Often and often when she slept quietly on one side the thin partition, he lay awake on the other, and sometimes his passion drove him forth to cool the fever, the fire in his soul, in the icy, wintry air. The struggle within him preyed upon him, the keen loving eye of the woman searched his face, scrutinized him, looked into his heart, saw what was there.

She determined to end it, deciding that he must confess his affections. She had no premonition of the truth and no consideration of any evil consequences held her back. She could give free range to her love and her devotion. She had the ordering of their lives and she had the power to end the situation growing more and more impossible. She fancied the matter easily terminable. She thought she had only to let him see her heart in such ways as a maiden may, to bring joy to his own, to make him speak.
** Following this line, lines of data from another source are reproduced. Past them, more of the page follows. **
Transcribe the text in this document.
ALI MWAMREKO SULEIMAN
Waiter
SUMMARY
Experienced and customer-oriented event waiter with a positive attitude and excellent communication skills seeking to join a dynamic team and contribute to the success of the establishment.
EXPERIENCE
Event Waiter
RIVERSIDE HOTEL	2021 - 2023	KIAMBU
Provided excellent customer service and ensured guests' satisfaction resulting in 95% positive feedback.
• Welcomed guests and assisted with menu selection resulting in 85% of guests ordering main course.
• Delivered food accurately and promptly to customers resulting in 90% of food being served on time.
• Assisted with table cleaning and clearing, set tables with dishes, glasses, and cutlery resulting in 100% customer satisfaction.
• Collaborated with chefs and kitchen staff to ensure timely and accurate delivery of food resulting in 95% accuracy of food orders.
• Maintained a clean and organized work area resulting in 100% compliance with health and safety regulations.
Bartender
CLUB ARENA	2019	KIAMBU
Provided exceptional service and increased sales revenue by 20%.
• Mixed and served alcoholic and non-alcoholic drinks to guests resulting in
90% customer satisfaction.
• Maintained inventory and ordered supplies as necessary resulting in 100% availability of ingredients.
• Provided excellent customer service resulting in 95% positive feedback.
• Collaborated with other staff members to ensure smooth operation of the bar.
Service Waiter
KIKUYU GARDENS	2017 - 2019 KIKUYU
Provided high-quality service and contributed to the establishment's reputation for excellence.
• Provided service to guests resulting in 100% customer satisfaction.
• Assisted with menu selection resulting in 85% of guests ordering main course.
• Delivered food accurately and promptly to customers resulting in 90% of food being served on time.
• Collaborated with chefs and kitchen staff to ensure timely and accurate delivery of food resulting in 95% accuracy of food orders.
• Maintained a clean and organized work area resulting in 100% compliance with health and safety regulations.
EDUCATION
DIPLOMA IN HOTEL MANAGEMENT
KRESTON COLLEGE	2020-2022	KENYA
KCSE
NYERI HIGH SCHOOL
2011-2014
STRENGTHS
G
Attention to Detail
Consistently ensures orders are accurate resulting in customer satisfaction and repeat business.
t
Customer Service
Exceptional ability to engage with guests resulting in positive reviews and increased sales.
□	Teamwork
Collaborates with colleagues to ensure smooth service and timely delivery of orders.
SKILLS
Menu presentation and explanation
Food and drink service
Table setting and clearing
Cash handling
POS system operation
She did not dream of the reality.

One night, therefore, a month or more after she had come, she resolved to end the uncertainty. She believed the easiest and the quickest way would be to get him to tell her why he was there. She naturally surmised that the woman of the picture, which she had never seen since the first day of her arrival, was in some measure the cause of it; and the only pain she had in the situation was the keen jealousy that would obtrude itself at the thought of that woman. She remembered everything that he had said to her and she recalled that he had once made the remark that he would treat her as he would have his wife treated if he had one; therefore whoever and whatever the picture of this woman was, she was not his wife. She might have been someone he had loved, who had not loved him. She might have died. She was jealous of her, but she did not fear her.

After a long and painful effort the woman had completed the winter suit she had made for herself. He had advised her and had helped her. It was a belted tunic that fell to her knees, the red and black stripes ran around it, edged the broad collar, cuffed the warm sleeves and marked the graceful waist line. It was excessively becoming to her. He had been down into the valley, or the pocket, for a final inspection of the burros before the night, which promised to be severe, fell, and she had taken advantage of the opportunity to put it on.

She knew that she was beautiful; her determination to make this evening count had brought an unusual color to her cheeks, an unwonted sparkle to her eye. She stood up as she heard him enter the other room, she was standing erect as he came through the door and faced her. He had only seen her in the now somewhat shabby blue of her ordinary camp dress before, and her beauty fairly smote him in his face. He stood before her, wrapped in his great fur coat, snow and ice clinging to it, entranced. The woman smiled at the effect she produced.

"Take off your coat," she said gently, approaching him. "Here, let me help you. Do you realize that I have been here over a month now? I want to have a little talk with you. I want you to tell me something."